Okay, packaging static sites in NixOS is beyond overkill, however a lot of them need some annoyingly complicated build steps and throwing it all into Nix means that we can make them reproducible and use one build system to rule them all. Not to mention that when I need to upgrade the system, everything will rebuild with new system libraries to avoid the Docker bitrot problem.
Reboot Test
After a significant portion of the services were moved over, I decided it was
time to do the reboot test. I ran the reboot
command and then...nothing.
My continuous ping test was timing out. My phone was blowing up with downtime
messages from NodePing. Yep, I messed something up.
I was able to boot the server back into a NixOS recovery environment using the kexec trick, and from there I was able to prove the following:
- The zfs setup is healthy
- I can read some of the data I migrated over
- I can unmount and remount the ZFS volumes repeatedly
I was confused. This shouldn't be happening. After half an hour of troubleshooting, I gave in and ordered an IPKVM to be installed in my server.
Once that was set up (and I managed to trick MacOS into letting me boot a .jnlp web start file), I rebooted the server so I could see what error I was getting on boot. I missed it the first time around, but on the second time I was able to capture this screenshot:
Then it hit me. I did the install on NixOS unstable. My other servers use NixOS 20.09. I had downgraded zfs and the older version of zfs couldn't mount the volume created by the newer version of zfs in read/write mode. One more trip to the recovery environment later to install NixOS unstable in a new generation.

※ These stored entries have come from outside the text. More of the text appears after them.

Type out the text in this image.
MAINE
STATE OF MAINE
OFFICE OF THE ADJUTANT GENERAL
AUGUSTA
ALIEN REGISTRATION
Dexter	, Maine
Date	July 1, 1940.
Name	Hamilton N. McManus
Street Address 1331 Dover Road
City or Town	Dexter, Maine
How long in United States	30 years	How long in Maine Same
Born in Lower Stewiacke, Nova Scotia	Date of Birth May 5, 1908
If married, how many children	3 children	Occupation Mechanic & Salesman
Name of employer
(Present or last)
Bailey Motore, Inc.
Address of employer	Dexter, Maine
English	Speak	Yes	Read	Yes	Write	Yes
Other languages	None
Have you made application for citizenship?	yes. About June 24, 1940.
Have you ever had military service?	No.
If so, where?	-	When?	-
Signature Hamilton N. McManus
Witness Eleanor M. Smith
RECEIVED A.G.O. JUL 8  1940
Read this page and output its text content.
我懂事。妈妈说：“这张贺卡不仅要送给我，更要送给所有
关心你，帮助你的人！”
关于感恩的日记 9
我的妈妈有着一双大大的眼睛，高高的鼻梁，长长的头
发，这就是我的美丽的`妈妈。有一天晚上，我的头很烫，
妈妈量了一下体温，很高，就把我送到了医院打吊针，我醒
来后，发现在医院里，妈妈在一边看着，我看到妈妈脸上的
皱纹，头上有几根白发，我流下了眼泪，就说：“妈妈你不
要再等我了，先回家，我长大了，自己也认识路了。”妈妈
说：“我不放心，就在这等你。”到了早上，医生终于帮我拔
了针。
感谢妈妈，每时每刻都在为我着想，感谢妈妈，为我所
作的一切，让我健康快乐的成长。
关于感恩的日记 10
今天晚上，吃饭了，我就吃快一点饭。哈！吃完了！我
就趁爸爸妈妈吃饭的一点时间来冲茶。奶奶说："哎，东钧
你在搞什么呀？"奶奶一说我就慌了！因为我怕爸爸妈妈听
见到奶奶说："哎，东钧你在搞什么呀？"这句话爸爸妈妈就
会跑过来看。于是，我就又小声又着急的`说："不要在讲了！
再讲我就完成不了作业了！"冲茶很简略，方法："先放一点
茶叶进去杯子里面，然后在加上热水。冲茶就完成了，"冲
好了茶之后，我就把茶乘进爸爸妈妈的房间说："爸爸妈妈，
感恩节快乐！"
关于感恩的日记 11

Then I switched my tower's default NixOS channel to the unstable channel and ran
nixops deploy
to reactivate my services. After the NodePing uptime
notifications came in, I ran the reboot test again while looking at the console
output to be sure.
It booted. It worked. I had a stable setup. Then I reconnected to IRC and passed out.
Services Migrated
Here is a list of all of the services I have migrated over from my old dedicated server, my kubernetes cluster and my dokku server:
- aerial -> discord chatbot
- goproxy -> go modules proxy
- lewa -> https://lewa.within.website
- hlang -> https://h.christine.website
- mi -> https://mi.within.website
- printerfacts -> https://printerfacts.cetacean.club
- xesite -> https://xeiaso.net
- graphviz -> https://graphviz.christine.website
- idp -> https://idp.christine.website
- oragono -> ircs://irc.within.website:6697/
- tron -> discord bot
- withinbot -> discord bot
- withinwebsite -> https://within.website
- gitea -> https://tulpa.dev
- other static sites
Doing this migration is a bit of an archaeology project as well. I was continuously discovering services that I had littered over my machines with very poorly documented requirements and configuration. I hope that this move will let the next time I do this kind of migration be a lot easier by comparison.
I still have a few other services to move over, however the ones that are left are much more annoying to set up properly. I'm going to get to deprovision 5 servers in this migration and as a result get this stupidly powerful goliath of a server to do whatever I want with and I also get to cut my monthly server costs by over half.
I am very close to being able to turn off the Kubernetes cluster and use NixOS for everything. A few services that are still on the Kubernetes cluster are resistant to being nixified, so I may have to use the Docker containers for that. I was hoping to be able to cut out Docker entirely, however we don't seem to be that lucky yet.
Sure, there is some added latency with the server being in Europe instead of Montreal, however if this ever becomes a practical issue I can always launch a cheap DigitalOcean VPS in Toronto to act as a DNS server for my WireGuard setup.
Either way, I am now off Kubernetes for my highest traffic services. If services
of mine need to use the disk, they can now just use the disk. If I really care
about the data, I can add the service folders to the list of paths to back up to
rsync.net
(I have a post about how this backup process works in the drafting
stage) via borgbackup.
Let's hope it stays online!
Many thanks to Graham Christensen, Dave Anderson and everyone else who has been helping me along this journey. I would be lost without them.